No one is able to go through their lives without attaining stains on their teeth. Between the foods that we eat and the things that we drink, teeth lose their whiteness as each of us grows older. This process can happen faster for people who smoke or drink dark colas or coffee, but the truth is that everyone has some stains on their teeth. One of the easiest ways to combat this problem and whiten teeth is by using whitening toothpaste. Obviously, there are other methods, but in this article we will focus on this particular technique.

white smile

Many toothpastes make whitening claims. In fact, if you carefully study the offerings in the oral care section of your local store, you’ll find that almost every brand claim the whitening property. So, the answer is: Does whitening toothpaste really work?

Before the answer, let’s talk a Little about the nature of our teeth and the whitening process. A tooth has several different layers that can become discolored for various reasons. Things we eat and drink change the color of our teeth because the outermost layer of our teeth (enamel) contains pores that can “hold” these stains. Some products, such as tea, coffee, wine, and cigarettes, stain teeth more than others. The innermost part of our teeth, called dentin, yellows naturally over time. Certain medications or excessive use of fluoride can also cause the dentin layer to yellow.

colgate whitening

Mmm, this should be enough for you to guess if they can really be effective. Ok, let’s cut to the chase. Because whitening toothpastes can only affect the outer enamel layer, they do not affect yellowing of the inner dentin layer. In fact, sometimes whitening toothpaste can make inner-layer discoloring more noticeable. So, the bottom line is that they could never do the job.

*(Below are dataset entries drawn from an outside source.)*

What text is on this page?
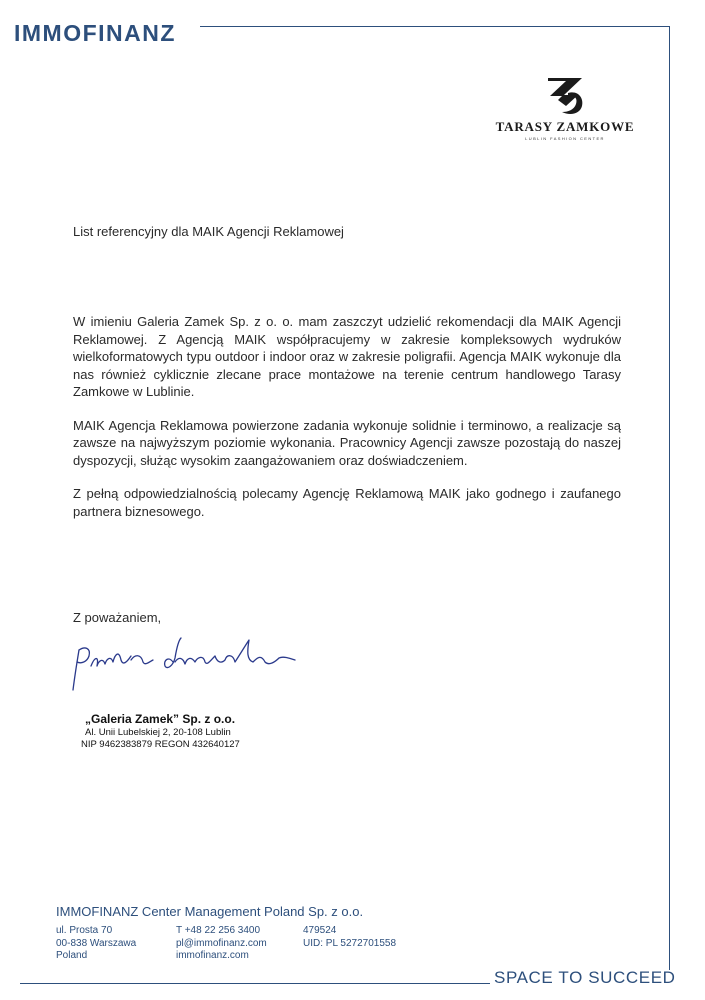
IMMOFINANZ
TARASY ZAMKOWE
LUBLIN FASHION CENTER
List referencyjny dla MAIK Agencji Reklamowej

W imieniu Galeria Zamek Sp. z o. o. mam zaszczyt udzielić rekomendacji dla MAIK Agencji Reklamowej. Z Agencją MAIK współpracujemy w zakresie kompleksowych wydruków wielkoformatowych typu outdoor i indoor oraz w zakresie poligrafii. Agencja MAIK wykonuje dla nas również cyklicznie zlecane prace montażowe na terenie centrum handlowego Tarasy Zamkowe w Lublinie.

MAIK Agencja Reklamowa powierzone zadania wykonuje solidnie i terminowo, a realizacje są zawsze na najwyższym poziomie wykonania. Pracownicy Agencji zawsze pozostają do naszej dyspozycji, służąc wysokim zaangażowaniem oraz doświadczeniem.

Z pełną odpowiedzialnością polecamy Agencję Reklamową MAIK jako godnego i zaufanego partnera biznesowego.

Z poważaniem,
„Galeria Zamek” Sp. z o.o.
Al. Unii Lubelskiej 2, 20-108 Lublin
NIP 9462383879 REGON 432640127
IMMOFINANZ Center Management Poland Sp. z o.o.
ul. Prosta 70
00-838 Warszawa
Poland
T +48 22 256 3400
pl@immofinanz.com
immofinanz.com
479524
UID: PL 5272701558
SPACE TO SUCCEED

Whitening toothpastes contain strong abrasives or chemicals that can remove some stains on the outermost layers of a tooth. While these whitening toothpastes may be somewhat effective in removing stains from the outermost layer of your teeth, they can destroy tooth enamel in the process, particularly if used for extended periods of time. No toothpastes are effective for discoloration on the inner layers of your teeth.

supersmile toothpaste

So wether your toothpaste contain peroxide, titanium dioxide, baking soda, or Tide laundry detergent, the whitening power is pretty much going to be confined to its ability to get the dirt off your teeth. That’s about it.
Daily brushing (with non-whitening toothpaste) and flossing minimize discoloration, as can professional cleaning at your dentist’s office. Dentists also recommend rinsing your mouth with water after having wine, coffee, or other potentially staining foods.

I strongly recommend visiting your dentist before starting a whitening process. If you decide to use a teeth whitening toothpaste, be sure that it contains fluoride for extra protection against tooth decay.